Descriptions, Reviews, Etc.
Publisher Description:
What is your favourite fantasy Scotland? Perhaps you enjoyed Whisky Galore! or Brigadoon, or maybe The Wicker Man is to your taste, Local Hero or Highlander? Yet have you also considered Kuch Kuch Hota Hai, Rob Roy, Dog Soldiers, Danny the Dog, Festival, The Water Horse, Carla's Song, Trainspotting and Red Road? Scotland: Global Cinema is the first book to focus exclusively on the unprecedented explosion of filmmaking in Scotland in the 1990s and 2000s. It explores the various cinematic fantasies of Scotland created by contemporary filmmakers from all over the world - including Scotland, England, France, the United States and India - who braved the weather to shoot in Scotland. Significantly broadening the scope of previous debates, Scotland: Global Cinema provides analysis of ten different genres and modes prevalent in the 1990s/2000s: the comedy, road movie, Bollywood extravaganza, (Loch Ness) monster movie, horror film, costume drama, gangster flick, social realist melodrama, female friendship/US indie movie, and art cinema.
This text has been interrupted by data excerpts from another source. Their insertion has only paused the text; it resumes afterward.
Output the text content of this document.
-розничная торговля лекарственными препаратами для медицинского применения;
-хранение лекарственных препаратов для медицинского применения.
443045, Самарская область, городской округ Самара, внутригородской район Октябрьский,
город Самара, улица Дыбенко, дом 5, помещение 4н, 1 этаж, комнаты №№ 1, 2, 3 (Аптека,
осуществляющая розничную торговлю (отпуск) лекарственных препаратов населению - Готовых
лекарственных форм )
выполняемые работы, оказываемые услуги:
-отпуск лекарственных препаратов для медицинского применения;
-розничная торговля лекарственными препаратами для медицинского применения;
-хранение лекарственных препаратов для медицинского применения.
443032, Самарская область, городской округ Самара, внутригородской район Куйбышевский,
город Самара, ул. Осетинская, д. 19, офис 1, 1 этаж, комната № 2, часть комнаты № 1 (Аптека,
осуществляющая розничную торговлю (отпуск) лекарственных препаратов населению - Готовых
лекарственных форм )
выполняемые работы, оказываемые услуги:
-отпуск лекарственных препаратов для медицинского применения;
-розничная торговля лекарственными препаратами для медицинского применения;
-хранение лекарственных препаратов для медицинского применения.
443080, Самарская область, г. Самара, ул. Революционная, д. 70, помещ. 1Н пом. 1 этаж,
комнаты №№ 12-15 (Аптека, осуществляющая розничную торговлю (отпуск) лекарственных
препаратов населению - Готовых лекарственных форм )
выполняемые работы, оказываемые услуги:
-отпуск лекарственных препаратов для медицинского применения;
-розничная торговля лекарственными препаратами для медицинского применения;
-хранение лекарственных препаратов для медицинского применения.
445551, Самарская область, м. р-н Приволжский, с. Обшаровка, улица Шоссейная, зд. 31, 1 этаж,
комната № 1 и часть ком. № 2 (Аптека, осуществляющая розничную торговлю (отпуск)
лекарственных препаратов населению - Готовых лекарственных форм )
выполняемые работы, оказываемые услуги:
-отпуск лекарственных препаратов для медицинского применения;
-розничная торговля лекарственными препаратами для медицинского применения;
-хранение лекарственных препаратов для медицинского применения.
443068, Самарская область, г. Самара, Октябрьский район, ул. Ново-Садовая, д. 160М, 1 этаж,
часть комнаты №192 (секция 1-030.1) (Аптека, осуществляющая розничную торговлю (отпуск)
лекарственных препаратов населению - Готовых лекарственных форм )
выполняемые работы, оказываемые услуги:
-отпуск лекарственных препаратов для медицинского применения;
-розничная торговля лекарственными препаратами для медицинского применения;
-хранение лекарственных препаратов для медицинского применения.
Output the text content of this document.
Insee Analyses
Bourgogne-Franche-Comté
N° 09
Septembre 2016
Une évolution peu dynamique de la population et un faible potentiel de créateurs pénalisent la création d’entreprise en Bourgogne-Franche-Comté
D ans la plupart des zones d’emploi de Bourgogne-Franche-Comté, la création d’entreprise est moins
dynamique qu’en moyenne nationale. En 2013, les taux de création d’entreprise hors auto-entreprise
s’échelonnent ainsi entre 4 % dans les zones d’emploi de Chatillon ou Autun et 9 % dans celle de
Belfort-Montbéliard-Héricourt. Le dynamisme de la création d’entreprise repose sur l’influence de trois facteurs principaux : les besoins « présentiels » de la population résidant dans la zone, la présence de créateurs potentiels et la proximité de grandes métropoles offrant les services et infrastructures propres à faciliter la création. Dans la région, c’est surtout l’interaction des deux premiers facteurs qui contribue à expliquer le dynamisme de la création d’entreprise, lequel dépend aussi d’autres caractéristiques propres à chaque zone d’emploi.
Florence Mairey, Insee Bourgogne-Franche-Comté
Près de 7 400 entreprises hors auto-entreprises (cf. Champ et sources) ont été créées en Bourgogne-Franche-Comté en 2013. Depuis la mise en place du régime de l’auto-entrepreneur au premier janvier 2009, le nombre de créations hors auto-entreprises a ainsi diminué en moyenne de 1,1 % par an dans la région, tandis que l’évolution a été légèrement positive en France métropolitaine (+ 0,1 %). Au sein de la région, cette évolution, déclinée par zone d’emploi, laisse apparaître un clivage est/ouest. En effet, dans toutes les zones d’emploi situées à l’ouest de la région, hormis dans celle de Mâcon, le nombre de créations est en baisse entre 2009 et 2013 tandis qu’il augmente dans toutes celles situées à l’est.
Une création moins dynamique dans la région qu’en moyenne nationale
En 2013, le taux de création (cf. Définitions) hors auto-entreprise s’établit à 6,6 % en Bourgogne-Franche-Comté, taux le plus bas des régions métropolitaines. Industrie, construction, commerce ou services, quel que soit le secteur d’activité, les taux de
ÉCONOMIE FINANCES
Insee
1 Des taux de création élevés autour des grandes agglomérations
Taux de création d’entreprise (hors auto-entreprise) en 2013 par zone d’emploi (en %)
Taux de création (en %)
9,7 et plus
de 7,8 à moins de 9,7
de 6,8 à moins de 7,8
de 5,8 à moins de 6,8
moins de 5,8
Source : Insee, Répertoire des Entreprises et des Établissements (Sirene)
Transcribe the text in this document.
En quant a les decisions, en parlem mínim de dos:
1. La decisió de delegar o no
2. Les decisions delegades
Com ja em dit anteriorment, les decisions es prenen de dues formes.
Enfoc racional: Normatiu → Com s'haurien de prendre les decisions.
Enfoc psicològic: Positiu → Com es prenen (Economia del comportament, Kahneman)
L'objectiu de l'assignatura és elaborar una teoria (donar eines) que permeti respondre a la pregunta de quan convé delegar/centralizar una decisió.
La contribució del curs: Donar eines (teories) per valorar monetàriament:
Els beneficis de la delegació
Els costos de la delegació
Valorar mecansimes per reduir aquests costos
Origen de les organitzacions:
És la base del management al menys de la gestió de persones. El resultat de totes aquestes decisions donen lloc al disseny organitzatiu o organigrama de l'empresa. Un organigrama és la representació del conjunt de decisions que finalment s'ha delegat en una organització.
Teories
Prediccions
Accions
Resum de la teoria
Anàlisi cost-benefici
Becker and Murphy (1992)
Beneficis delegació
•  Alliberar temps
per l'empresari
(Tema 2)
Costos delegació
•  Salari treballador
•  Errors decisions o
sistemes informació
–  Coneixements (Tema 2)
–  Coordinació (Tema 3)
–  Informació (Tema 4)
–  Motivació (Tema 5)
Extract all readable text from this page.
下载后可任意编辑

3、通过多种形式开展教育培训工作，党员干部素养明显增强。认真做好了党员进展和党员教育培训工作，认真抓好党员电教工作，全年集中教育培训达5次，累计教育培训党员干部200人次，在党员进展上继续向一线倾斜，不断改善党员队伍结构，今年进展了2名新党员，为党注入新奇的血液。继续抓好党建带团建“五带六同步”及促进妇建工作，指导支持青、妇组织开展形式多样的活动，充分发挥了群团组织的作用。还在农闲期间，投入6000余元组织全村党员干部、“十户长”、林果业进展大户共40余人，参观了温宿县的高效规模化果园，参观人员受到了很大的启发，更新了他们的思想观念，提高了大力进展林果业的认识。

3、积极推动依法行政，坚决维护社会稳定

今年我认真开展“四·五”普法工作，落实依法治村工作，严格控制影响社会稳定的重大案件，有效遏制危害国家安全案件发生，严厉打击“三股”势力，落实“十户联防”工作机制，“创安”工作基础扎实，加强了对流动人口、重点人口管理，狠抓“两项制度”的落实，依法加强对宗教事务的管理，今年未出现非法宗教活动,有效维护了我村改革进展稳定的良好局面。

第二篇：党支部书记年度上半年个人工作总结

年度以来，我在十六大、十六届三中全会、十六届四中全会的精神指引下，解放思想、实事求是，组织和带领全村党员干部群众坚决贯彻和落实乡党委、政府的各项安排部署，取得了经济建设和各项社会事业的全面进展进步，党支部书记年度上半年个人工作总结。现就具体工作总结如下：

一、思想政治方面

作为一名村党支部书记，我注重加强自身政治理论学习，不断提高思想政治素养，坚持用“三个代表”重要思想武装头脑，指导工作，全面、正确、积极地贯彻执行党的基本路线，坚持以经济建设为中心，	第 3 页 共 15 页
These various chapters suggest a wealth of different histories of cinema in Scotland, and uncover the numerous identities - national, transnational, diasporic, global/local, gendered, sexual, religious - created by these approaches. Cinema in Scotland is situated in a global context through analysis of the intersection of transversal flows of filmmaking, tourism, trade and transnational fantasy typical of globalization, as they meet and mingle against the world famous cinematic landscapes of Scotland.